Lancé fin 2018, le GEDI de la NASA tire un laser invisible depuis la Station spatiale internationale sur les forêts de la Terre des milliers de fois par jour. En fonction de la quantité d’énergie renvoyée au satellite, il peut fournir une carte 3D détaillée qui montre où se trouvent les feuilles et les branches dans une forêt et comment elles évoluent au fil du temps. Cela aidera les chercheurs à comprendre les quantités de biomasse et de carbone que les forêts stockent et celles qu’elles perdent lorsqu’elles sont perturbées – des informations essentielles pour comprendre le cycle du carbone de la Terre et son évolution.
Résultats et implications
Doughty, Tang et les autres auteurs de l’article ont analysé les données GEDI de toutes les forêts tropicales et ont découvert que la structure était plus simple et plus exposée à la lumière du soleil qu’on ne le pensait auparavant.
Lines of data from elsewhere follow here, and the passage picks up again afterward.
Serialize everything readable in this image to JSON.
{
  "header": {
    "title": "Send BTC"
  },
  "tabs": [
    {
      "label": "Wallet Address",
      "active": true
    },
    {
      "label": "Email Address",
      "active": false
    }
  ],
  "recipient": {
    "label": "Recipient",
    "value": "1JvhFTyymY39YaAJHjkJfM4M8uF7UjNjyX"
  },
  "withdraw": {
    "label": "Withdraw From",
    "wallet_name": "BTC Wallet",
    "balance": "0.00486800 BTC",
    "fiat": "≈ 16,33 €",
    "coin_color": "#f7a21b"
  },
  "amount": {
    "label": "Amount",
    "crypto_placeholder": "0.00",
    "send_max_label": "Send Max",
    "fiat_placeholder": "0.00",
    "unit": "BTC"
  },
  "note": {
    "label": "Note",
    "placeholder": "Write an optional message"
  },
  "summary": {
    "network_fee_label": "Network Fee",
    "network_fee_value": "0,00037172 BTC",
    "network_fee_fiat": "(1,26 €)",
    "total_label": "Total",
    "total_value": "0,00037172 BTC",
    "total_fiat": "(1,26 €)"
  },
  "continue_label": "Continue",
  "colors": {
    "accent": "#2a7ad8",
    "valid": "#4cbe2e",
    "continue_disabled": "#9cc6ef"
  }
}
Les données ont également révélé que la plupart des forêts tropicales (80 % de l’Amazonie et 70 % de l’Asie du Sud-Est et du bassin du Congo) présentent un pic du nombre de feuilles à 15 mètres plutôt qu’au sommet de la canopée, ce qui réfute la théorie des premiers chercheurs selon laquelle la canopée est pleine au sommet de la canopée. Bien que les forêts varient, une constatation clé qui semble rester constante dans tous les scénarios est que l’écart par rapport aux conditions idéales (comme une fertilité plus faible ou des températures plus élevées) conduit à des forêts plus courtes, moins stratifiées et à une biomasse plus faible.
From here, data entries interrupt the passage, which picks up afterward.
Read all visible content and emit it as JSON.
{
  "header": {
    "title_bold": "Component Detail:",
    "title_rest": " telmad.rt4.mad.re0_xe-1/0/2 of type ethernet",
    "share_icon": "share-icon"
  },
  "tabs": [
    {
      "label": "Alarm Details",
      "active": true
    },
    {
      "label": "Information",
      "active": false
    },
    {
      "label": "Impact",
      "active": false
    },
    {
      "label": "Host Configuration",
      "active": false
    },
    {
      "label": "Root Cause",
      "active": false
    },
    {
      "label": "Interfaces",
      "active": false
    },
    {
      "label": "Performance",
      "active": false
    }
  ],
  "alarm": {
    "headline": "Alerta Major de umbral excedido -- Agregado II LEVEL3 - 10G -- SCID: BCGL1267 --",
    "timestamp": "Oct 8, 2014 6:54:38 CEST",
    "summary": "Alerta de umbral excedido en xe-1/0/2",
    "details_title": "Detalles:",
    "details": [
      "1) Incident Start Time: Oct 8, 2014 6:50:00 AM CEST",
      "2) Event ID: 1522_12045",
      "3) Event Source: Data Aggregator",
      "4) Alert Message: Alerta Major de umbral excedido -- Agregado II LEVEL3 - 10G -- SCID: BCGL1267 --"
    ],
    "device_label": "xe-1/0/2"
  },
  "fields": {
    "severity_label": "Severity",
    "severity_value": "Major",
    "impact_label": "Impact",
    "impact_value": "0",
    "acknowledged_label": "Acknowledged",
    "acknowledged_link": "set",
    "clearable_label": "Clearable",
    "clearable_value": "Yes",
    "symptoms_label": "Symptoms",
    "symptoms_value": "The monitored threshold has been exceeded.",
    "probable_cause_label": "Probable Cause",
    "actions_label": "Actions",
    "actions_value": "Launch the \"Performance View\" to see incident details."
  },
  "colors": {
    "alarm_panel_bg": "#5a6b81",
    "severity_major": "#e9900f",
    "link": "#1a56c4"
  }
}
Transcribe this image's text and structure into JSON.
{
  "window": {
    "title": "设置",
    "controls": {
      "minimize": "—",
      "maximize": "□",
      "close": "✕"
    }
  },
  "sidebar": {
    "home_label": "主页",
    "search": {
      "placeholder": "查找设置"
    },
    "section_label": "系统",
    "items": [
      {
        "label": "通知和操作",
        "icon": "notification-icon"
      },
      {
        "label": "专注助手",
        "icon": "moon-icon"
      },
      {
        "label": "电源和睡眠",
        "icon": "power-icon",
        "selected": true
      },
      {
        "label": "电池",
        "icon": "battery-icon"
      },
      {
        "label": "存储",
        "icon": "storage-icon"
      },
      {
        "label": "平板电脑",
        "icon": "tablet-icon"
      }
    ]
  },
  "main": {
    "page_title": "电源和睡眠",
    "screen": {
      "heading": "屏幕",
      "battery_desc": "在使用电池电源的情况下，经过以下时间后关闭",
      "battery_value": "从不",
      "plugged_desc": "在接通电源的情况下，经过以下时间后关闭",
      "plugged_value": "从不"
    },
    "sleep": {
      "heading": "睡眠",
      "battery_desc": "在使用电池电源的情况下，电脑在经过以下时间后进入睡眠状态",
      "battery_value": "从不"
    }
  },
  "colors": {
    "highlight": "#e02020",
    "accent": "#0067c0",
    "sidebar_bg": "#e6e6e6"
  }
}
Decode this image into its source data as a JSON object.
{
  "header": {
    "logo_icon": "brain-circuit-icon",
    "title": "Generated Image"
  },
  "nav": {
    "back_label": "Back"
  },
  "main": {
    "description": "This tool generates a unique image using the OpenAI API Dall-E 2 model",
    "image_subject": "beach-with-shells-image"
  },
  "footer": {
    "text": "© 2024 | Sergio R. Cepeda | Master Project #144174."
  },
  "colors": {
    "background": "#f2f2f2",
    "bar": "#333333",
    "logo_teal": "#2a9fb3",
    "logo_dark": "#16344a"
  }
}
« Il a été très surprenant de constater la prédominance de ce type de structure, car elle diffère de ce que nous avions appris dans les manuels classiques sur le sujet », a déclaré M. Doughty. « Ces résultats nous aideront non seulement à comprendre comment les millions d’espèces qui vivent dans la canopée d’une forêt tropicale humide peuvent s’acclimater aux changements de température, mais aussi quelle quantité de carbone ces forêts retiennent et quelle est leur capacité à lutter contre le changement climatique.
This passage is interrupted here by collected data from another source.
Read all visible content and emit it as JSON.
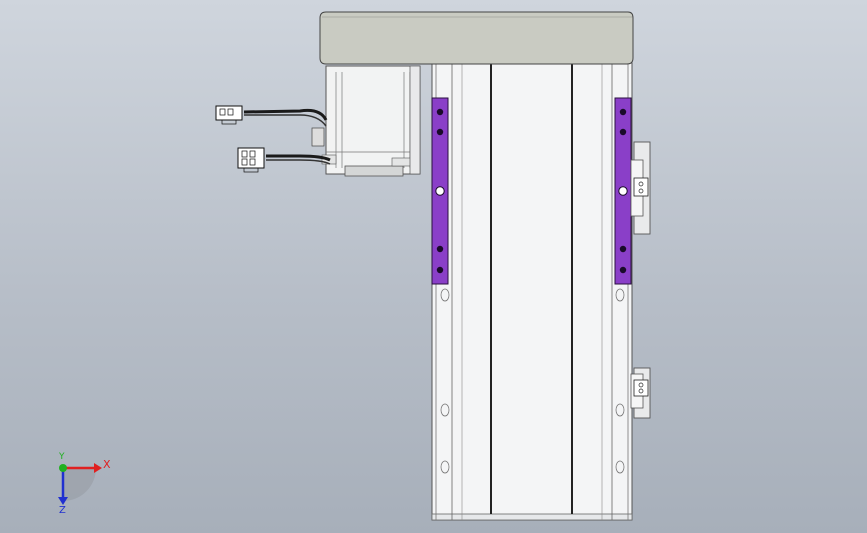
{
  "triad": {
    "x_label": "X",
    "y_label": "Y",
    "z_label": "Z"
  },
  "colors": {
    "background_top": "#cfd5dd",
    "background_bottom": "#a7afba",
    "motor_cover": "#c9cbc2",
    "rail_body": "#f4f5f6",
    "bracket": "#8a3fc8",
    "axis_x": "#e02020",
    "axis_y": "#20b020",
    "axis_z": "#2030d0"
  },
  "icons": [
    "motor-cover",
    "servo-motor",
    "cable-connector",
    "linear-rail",
    "mounting-bracket",
    "coordinate-triad-icon"
  ]
}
Référence : « Tropical forests are mainly unstratified especially in Amazonia and regions with low fertility or higher temperatures » par Christopher E Doughty, Camille Gaillard, Patrick Burns, Jenna Keany, Andrew Abraham, Yadvinder S Malhi, Jesus Aguirre-Gutierrez, George Koch, Patrick Jantz, Alexander Shenkin et Hao Tang, 13 juillet 2023, Environmental Research Ecology.